As I witnessed a good friends wedding from UCLA, and being around other UCLA friends, I realized how much I miss that perfect time when all that mattered was scholarship and friendship. It was a perfect time when writing came to be easy and words just appeared when I sat in front of the campus desktop computer. Yet more than anything else, I was not alone. I remember spending nights on my friend’s couch when I had no money for dorm housing, and benefiting greatly from the generosity of true friends who I see now 15 years later, and it is as if nothing has changed. We all have spouses now, and we are older but just for that one night, we felt like we were 21 again, laughing and giggling about the dumb things we did at UCLA.

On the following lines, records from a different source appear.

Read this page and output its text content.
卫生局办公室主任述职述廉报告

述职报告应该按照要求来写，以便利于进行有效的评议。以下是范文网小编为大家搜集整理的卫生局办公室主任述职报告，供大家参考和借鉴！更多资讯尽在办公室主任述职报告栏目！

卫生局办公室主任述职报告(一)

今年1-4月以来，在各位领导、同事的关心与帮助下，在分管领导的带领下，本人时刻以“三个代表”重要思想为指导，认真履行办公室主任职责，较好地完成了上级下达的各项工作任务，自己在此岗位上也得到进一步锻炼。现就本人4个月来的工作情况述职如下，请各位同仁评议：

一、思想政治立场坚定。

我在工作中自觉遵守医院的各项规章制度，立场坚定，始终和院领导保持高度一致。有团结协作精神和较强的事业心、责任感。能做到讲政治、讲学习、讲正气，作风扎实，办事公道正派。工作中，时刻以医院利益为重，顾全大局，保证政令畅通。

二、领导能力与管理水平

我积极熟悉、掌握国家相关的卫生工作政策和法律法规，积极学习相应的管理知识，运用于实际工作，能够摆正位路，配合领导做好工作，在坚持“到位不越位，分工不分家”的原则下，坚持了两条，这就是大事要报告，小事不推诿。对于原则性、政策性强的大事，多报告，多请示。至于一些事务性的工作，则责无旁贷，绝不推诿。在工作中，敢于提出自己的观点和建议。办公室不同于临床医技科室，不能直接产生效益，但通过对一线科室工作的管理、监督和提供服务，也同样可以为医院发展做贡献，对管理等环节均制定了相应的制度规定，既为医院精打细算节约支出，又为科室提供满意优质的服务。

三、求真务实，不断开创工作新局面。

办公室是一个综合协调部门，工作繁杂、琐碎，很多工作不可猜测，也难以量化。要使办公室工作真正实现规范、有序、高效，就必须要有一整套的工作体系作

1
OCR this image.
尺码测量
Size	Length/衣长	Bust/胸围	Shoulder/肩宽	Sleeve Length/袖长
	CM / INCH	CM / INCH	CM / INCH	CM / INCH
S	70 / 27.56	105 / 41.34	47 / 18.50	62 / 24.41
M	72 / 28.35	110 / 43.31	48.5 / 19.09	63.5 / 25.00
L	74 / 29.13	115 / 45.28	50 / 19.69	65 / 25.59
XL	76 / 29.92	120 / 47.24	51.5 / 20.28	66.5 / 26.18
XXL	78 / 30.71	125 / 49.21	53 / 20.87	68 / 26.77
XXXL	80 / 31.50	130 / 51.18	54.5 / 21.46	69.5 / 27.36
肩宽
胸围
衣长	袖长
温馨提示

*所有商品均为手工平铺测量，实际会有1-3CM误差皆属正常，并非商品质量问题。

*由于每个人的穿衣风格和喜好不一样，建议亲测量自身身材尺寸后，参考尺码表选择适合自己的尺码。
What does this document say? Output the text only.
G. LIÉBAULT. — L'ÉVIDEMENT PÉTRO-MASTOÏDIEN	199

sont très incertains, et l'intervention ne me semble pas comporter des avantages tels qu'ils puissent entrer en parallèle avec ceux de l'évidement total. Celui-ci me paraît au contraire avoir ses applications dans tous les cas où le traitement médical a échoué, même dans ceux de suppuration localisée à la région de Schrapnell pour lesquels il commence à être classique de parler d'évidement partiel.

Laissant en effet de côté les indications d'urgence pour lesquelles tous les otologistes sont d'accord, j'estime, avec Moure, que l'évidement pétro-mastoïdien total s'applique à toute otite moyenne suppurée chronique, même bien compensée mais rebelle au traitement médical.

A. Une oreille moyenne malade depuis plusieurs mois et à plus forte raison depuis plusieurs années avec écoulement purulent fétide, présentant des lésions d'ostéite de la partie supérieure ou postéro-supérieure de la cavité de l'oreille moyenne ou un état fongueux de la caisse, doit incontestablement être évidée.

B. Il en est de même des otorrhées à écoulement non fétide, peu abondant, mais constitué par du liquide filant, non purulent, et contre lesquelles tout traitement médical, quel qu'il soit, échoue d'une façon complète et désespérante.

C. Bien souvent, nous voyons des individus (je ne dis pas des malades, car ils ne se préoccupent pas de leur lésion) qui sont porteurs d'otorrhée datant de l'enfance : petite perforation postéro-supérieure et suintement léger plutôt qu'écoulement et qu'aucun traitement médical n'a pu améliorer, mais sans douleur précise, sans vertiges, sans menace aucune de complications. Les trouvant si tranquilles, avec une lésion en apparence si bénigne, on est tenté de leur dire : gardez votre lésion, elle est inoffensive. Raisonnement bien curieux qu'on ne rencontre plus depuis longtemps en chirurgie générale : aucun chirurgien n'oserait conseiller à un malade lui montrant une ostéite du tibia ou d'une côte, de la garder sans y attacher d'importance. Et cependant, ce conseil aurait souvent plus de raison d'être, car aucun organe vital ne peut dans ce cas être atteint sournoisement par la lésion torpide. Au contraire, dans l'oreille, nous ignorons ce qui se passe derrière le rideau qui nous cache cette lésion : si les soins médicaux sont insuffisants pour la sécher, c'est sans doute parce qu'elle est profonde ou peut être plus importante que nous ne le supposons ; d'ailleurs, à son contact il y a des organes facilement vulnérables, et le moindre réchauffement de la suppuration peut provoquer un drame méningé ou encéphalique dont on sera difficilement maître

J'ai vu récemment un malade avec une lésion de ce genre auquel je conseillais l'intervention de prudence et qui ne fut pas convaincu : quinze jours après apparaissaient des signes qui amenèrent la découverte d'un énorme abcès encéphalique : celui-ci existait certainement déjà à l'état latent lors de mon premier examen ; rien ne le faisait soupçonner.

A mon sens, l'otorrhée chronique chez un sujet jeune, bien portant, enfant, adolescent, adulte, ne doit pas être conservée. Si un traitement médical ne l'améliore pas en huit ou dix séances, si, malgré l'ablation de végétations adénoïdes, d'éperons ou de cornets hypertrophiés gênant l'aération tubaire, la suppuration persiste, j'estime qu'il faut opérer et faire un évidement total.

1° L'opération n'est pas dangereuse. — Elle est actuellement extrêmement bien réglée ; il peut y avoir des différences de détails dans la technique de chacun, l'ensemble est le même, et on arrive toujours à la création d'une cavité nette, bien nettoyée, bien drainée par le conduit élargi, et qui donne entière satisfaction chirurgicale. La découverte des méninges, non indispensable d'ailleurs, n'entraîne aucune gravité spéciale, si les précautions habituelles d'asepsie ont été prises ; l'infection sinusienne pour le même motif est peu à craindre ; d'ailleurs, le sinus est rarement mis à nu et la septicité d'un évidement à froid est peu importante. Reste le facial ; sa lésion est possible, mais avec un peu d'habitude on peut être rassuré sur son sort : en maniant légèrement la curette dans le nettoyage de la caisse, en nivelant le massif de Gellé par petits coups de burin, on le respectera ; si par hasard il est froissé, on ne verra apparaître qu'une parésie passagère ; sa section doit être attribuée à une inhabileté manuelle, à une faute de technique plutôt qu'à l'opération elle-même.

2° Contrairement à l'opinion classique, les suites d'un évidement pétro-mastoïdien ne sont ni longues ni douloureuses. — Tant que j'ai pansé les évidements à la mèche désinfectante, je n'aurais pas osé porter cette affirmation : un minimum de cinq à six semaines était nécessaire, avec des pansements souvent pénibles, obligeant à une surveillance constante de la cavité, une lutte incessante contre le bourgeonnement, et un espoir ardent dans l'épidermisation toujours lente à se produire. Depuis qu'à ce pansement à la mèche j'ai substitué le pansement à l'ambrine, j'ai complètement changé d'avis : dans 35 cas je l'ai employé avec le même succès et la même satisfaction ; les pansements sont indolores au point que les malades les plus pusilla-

Yes the insecurity returns when the 39-year-old me sits here and wonder what to write about and it hits me that more than anything else, I am fighting about my own story. I do not who I am anymore. Years ago, I had a defined personality and name away from Ziba Beauty but now I am just a co-owner and while the opportunities are endless, there is a sense of betrayal to my sense of what I should be doing: which is writing. So more than anything else, as I sit in this hotel room in New York, I am determined now to keep writing regularly and hopefully have something published next year.
Divine Idea by Fabian Kruse
Imitation is Suicide. Insist on yourself; never imitate. – Ralph Waldo Emerson
Write down in which areas of your life you have to overcome these suicidal tendencies of imitation, and how you can transform them into a newborn you – one that doesn’t hide its uniqueness, but thrives on it. There is a “divine idea which each of us represents” – which is yours?
Currently, I have a tendency of copying and pasting my own old writings and not really creating anything new so I need to stop “killing” myself and just sit down and write.
Today, let’s take a step away from rational thought and dare to be bold. What’s one thing you’ve always wanted to accomplish but have been afraid to pursue? Write it down. Also write the obstacles in your way of reaching your goal. Finally, write down a tangible plan to overcome each obstacle.
The only thing left is to, you know, actually go make it happen. What are you waiting for?
(Author: Matt Cheuvront)
The one thing I have always to accomplished to write a full length book, and the main obstacle really has been my fear and laziness in actually get my crap together, committing to a schedule and actually writing. It’s a bit more complicated than that. I am still unsure if I have a story in my life. I know I want to write but about what, not sure exactly. Well. that’s not true exactly. I definitely want to write a memoir about Ziba and then perhaps about myself but I hesitate because I find the subject to be too large. That’s not true either. I am just not committed to a schedule. I feel that being General Counsel, I should focus more on that aspect for the day-to-day when my real talent and passion are in writing. So I need to work on an outline, put down all the ideas, put them together in a coherent way and then get to writing. The more I think about it, the memoir on Ziba would be fascinating as we went from a business that started on $2000 to over several million dollars as well expanding to become the industry leaders in the Eyebrow threading category. Where I get stuck is more emotional in that what was my role in it, did I really do much more than ride its coattails, and only now can I confidently say that no I gave it my all. My main obstacle is my lack of commitment to a schedule to just research, interview, and then write. Until I treat it as a time sensitive project, it will not get done.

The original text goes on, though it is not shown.